Il faut rappeler que dans les services de renseignement, la compétition est permanente : la collecte, l’analyse et la maîtrise de l’information préservent la paix, mais aussi l’avenir. Un objectif : tout savoir sur tout, tout le temps et en temps réel. Mais on est rapidement « étouffé » par l’information, par trop d’informations. On est entré dans l’ère de l’information, mais paradoxalement pas dans celle du renseignement. Devant l’afflux des informations, le premier défi est donc de détecter les signaux faibles. Le deuxième défi est enseuite de faire passer cette information, de la faire écouter par ceux qui en ont besoin (et au-delà des homes politiques, cette information sert également aux industriels, devant le risque de « pillage » des innovations technologiques). Ce lien avec les hommes politiques et les industriels n’est pas encore bien maîtrisé. L’exemple du 11 septembre 2001 est éloquent : les renseignements français avaient, en effet, envoyé des informations aux Etats-Unis.
L’information a une valeur dans le temps. Le problème est de savoir exploiter l’information le plus rapidement possible avec précision et exactitude. Mais l’organisation des renseignements, reposant sur une machine administrative qui fait remonter et redescendre les ordres, prend beaucoup de temps.
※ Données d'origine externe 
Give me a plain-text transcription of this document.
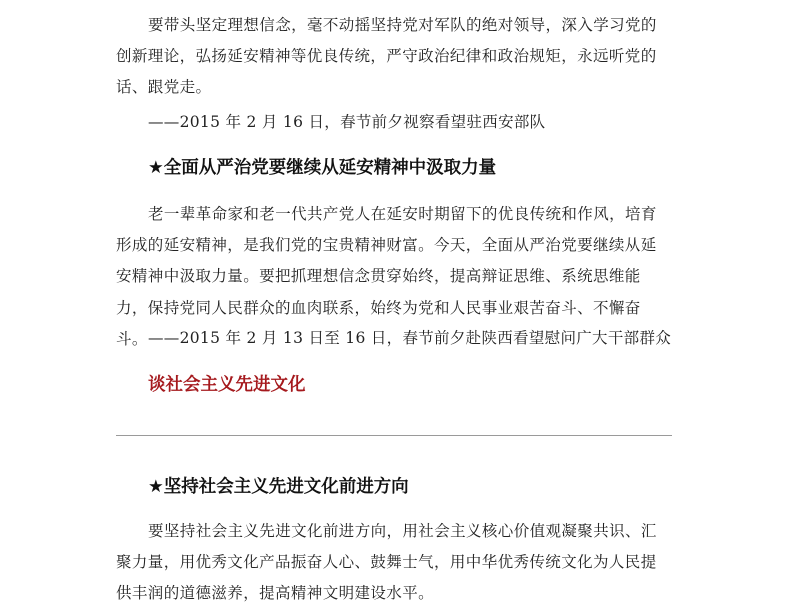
要带头坚定理想信念，毫不动摇坚持党对军队的绝对领导，深入学习党的创新理论，弘扬延安精神等优良传统，严守政治纪律和政治规矩，永远听党的话、跟党走。

——2015 年 2 月 16 日，春节前夕视察看望驻西安部队
★全面从严治党要继续从延安精神中汲取力量

老一辈革命家和老一代共产党人在延安时期留下的优良传统和作风，培育形成的延安精神，是我们党的宝贵精神财富。今天，全面从严治党要继续从延安精神中汲取力量。要把抓理想信念贯穿始终，提高辩证思维、系统思维能力，保持党同人民群众的血肉联系，始终为党和人民事业艰苦奋斗、不懈奋斗。 ——2015 年 2 月 13 日至 16 日，春节前夕赴陕西看望慰问广大干部群众
谈社会主义先进文化
★坚持社会主义先进文化前进方向

要坚持社会主义先进文化前进方向，用社会主义核心价值观凝聚共识、汇聚力量，用优秀文化产品振奋人心、鼓舞士气，用中华优秀传统文化为人民提供丰润的道德滋养，提高精神文明建设水平。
Daniel Martin revient sur l’argument de Gérald Arboit sur la difficulté pour les renseignements de se faire écoutés par les hommes politiques, et donne l’exemple du débarquement de la baie des Cochons à Cuba pour lequel il était prévu de bombarder l’aviation cubaine. Mais brutalement, il y a eu des « fuites ». Pour les renseignements états-uniens, il fallait donc prévoir deux passages, afin de contrecarrer les « fuites ». Dès le premier passage, il y a eu des morts (l’effet de surprise étant en partie anéanti, du moins celui du premier passage). Kennedy n’a pas voulu aller au bout des conseils des renseignements et a stoppé net l’opération. Souvent les renseignements sont « trahis » par le politique (du fait des « fuites » dans l’administration politique). Daniel Martin évoque l’exemple de l’affaire Farewell[iv] : sur l’ensemble des personnels de la DST – la Direction de la surveillance du territoire, une entité du renseignement « civil » (par opposition au renseignement militaire) français – soit un millier de personnes environ, seuls trois agents étaient au courant de l’affaire.
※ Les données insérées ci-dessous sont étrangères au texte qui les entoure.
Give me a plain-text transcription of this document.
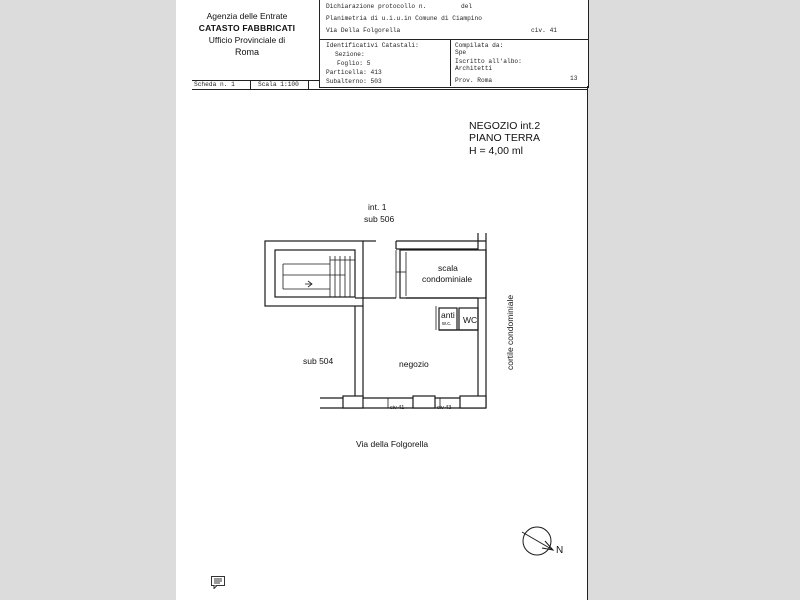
Agenzia delle Entrate
CATASTO FABBRICATI
Ufficio Provinciale di
Roma
Dichiarazione protocollo n.	del
Planimetria di u.i.u.in Comune di Ciampino
Via Della Folgorella	civ. 41
Identificativi Catastali:
Sezione:
Foglio: 5
Particella: 413
Subalterno: 503
Compilata da:
Spe
Iscritto all'albo:
Architetti
Prov. Roma	13
Scheda n. 1	Scala 1:100
NEGOZIO int.2
PIANO TERRA
H = 4,00 ml
int. 1
sub 506
scala
condominiale
anti
w.c. WC
sub 504	negozio	cortile condominiale
civ 41	civ 43
Via della Folgorella
N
On parle depuis le début des années 2000 d’une « communauté du renseignement à la française ». On distingue ainsi deux cultures du renseignement : une culture anglo-saxonne et une culture du renseignement latine. Ces deux cultures correspondent à deux visions différenciées du monde et de ses menaces. Dans les pays latins, la prise en compte du local et de l’humain est primordiale dans l’approche du renseignement. Par contre, dans les pays anglo-saxons, il n’y a pas de distinction entre menaces intérieures et menaces extérieures, comme en témoigne le « Homeland Security » aux Etats-Unis.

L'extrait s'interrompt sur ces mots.